Ivan Bibic (played by John Savage), a soldier, returns home from the War, where he was a imprisoned in a Japanese POW camp; it has left him physically and mentally blemished for life. The veteran had always hoped for a calm and loving life with his childhood sweetheart and fiancée Maria Bosic (Natassja Kinski), instead, his war experiences, coupled with post-traumatic stress – area dark clouds that hover above his horizon. “You dreamed about her too long. She lives in your dreams, not your body.”
His father (Robert Mitchum) wants him to labor on, regardless, believing that his peasant lifestyle and hard work will one day help him forget his travails in War. One day, when Ivan goes to meet Maria, who is living with her deaf grandmother, he is pained to see her in the arms of Al Griselli (Vincent Spano), a captain in the army. Mitchum advises Ian to forget about Maria, she’s ‘out of his league’, and tries to set him up with the eager Mrs.Wynic. Although rendered ‘psychologically impotent’ by the War, he is able to consummate his relationship with Mrs. Wynic, an act that remains unaccomplished with his lady love-Maria.
Al is fond of Maria, but has a roving eye, which Ian chooses to make use of to his advantage. Whilst the Captain is romancing a friend of Maria’s, Ian takes the opportunity to woo Maria - this angers Al, who shuns her. At long last, Ian marries the woman of his dreams.
Maria, her head full of a young bride’s dreams, seeks love and children - but Ian, overwhelmed with having met his dream, now tarnishes reality with the fear that he isn’t good enough for her - thus unable to consummate his marriage. This leaves Maria frustrated, and she is soon embroiled in an extra marital affair with the charming and slick Clarence Butts (Keith Carradine); though despite his love for her, Ian is on the lookout for another relationship as well.
And just like that, Ian leaves for another city, leaving Maria to fend for herself. She has a rendezvous with Clarence, who leaves her pregnant, and she rejects her lover. When Maria tells Ian of her state, he is cold and unresponsive. She is all alone now, even her grandmother is dead. On one of his drunken sprees, Clarence boasts of his prowess and tells of how he seduced Maria, who later left him. Unbeknownst to him, Ian is privy to this information, and at once lashes out at Clarence, who hasn’t recognized him.

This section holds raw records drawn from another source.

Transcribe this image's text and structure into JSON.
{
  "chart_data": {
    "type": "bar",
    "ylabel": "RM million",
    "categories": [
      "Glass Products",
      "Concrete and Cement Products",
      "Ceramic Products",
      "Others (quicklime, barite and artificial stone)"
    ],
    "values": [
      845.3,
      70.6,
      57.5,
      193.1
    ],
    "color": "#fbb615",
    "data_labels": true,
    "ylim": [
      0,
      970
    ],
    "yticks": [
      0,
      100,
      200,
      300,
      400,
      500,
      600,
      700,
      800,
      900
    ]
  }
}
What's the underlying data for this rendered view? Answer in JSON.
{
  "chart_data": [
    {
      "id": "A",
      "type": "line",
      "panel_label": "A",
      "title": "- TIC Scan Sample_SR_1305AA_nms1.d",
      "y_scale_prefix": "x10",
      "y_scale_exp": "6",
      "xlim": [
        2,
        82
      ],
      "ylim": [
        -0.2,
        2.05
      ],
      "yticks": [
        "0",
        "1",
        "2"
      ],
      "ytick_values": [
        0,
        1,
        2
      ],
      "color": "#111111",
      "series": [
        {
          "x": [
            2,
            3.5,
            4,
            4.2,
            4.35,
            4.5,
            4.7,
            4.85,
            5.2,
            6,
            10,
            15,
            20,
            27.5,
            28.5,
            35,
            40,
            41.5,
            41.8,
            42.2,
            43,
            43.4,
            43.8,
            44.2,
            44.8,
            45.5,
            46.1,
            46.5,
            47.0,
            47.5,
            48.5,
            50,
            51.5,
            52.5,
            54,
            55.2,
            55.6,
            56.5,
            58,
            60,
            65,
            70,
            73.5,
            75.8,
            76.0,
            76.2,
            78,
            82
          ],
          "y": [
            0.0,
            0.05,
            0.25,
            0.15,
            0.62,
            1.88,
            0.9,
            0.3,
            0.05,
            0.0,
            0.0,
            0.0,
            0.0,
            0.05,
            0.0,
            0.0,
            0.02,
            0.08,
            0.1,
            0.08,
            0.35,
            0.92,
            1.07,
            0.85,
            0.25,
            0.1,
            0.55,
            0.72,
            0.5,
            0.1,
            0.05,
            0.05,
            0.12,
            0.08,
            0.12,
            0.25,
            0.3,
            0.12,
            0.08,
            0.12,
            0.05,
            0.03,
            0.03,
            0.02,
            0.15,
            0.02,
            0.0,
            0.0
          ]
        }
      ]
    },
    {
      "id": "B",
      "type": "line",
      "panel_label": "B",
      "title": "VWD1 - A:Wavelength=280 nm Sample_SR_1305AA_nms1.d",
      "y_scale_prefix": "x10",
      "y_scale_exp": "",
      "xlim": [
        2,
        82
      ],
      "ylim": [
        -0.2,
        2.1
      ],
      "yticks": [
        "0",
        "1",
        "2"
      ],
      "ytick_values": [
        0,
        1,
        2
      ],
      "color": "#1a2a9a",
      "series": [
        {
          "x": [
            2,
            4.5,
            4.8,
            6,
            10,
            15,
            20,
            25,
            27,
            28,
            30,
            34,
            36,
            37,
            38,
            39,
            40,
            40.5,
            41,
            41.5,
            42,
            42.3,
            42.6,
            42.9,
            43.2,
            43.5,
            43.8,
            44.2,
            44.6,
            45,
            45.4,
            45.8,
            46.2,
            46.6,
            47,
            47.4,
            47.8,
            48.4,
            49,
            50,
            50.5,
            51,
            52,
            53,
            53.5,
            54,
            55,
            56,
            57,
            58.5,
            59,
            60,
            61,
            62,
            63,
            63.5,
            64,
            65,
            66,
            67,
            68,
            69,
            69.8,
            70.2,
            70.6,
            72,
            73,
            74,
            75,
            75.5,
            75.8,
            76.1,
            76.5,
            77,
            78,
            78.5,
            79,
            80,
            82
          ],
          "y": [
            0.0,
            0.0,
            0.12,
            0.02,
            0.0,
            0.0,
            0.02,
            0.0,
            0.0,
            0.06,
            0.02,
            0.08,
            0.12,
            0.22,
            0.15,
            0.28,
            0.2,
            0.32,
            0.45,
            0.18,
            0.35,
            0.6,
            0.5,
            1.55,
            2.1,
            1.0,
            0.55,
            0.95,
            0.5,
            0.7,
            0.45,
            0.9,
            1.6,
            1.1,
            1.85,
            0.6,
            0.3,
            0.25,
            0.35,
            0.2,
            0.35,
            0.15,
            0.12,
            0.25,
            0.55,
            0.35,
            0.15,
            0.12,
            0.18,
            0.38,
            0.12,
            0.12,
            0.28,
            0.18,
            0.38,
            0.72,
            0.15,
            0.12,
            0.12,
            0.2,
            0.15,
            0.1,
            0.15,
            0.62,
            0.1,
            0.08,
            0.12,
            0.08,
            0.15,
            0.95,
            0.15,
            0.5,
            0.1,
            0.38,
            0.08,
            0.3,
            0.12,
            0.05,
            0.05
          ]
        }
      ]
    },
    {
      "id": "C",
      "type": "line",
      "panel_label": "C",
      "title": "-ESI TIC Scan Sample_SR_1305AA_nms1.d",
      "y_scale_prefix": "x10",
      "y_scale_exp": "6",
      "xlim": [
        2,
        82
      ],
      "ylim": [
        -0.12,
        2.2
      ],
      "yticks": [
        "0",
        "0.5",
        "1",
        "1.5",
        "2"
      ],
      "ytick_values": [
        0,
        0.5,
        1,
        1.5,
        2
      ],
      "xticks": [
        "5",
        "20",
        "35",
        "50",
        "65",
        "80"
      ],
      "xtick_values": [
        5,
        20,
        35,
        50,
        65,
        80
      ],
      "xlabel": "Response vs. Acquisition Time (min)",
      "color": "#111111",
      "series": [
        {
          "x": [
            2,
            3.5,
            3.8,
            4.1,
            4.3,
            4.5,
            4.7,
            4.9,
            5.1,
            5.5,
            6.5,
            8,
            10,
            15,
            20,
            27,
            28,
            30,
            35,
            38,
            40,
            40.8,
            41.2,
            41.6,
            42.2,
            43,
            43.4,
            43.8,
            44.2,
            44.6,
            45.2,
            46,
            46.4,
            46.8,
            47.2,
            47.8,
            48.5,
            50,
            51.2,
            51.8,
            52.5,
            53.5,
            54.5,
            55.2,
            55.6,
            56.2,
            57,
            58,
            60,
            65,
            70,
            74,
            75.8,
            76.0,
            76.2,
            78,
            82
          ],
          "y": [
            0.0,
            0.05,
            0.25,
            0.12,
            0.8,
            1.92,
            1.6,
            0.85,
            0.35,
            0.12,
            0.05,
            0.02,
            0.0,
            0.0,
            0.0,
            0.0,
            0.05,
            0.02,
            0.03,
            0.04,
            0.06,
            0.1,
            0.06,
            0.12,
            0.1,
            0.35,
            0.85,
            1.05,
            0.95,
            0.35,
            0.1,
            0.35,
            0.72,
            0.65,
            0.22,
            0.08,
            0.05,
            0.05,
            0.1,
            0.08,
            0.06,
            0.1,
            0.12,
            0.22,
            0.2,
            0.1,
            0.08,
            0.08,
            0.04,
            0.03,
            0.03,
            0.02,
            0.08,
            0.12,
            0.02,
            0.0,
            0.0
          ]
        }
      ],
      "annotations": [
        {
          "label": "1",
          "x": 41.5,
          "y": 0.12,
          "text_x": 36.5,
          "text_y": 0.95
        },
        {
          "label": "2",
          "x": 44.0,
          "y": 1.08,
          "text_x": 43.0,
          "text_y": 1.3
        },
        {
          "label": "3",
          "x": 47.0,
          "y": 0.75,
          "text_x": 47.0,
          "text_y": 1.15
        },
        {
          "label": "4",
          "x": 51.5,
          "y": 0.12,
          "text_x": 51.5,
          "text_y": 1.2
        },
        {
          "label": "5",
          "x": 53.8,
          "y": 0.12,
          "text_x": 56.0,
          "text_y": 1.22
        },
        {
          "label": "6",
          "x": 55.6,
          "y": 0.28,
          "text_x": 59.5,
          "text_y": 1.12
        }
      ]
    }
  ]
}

Ian’s father is dying and persuades him to come back to Maria - realizing he can’t stop loving her no matter what- the two reunite. Once the two see each other’s foibles, they accept the human side of each other as well - and finally, in a beautiful scene, they consummate their emotional and physical love.
Maria’s Lovers is Andrei Konchalovsky’s maiden foray into Hollywood; he plays it safe by further exploring the clichéd sub genre of the return of the war veteran. However, what is new about the perspective Andrei offers is that there is a separation of the sexual aspect of love, from the emotion-love. Perhaps, its Maria’s quiet plea which highlights the mainstay of the film – ‘You should love me less.’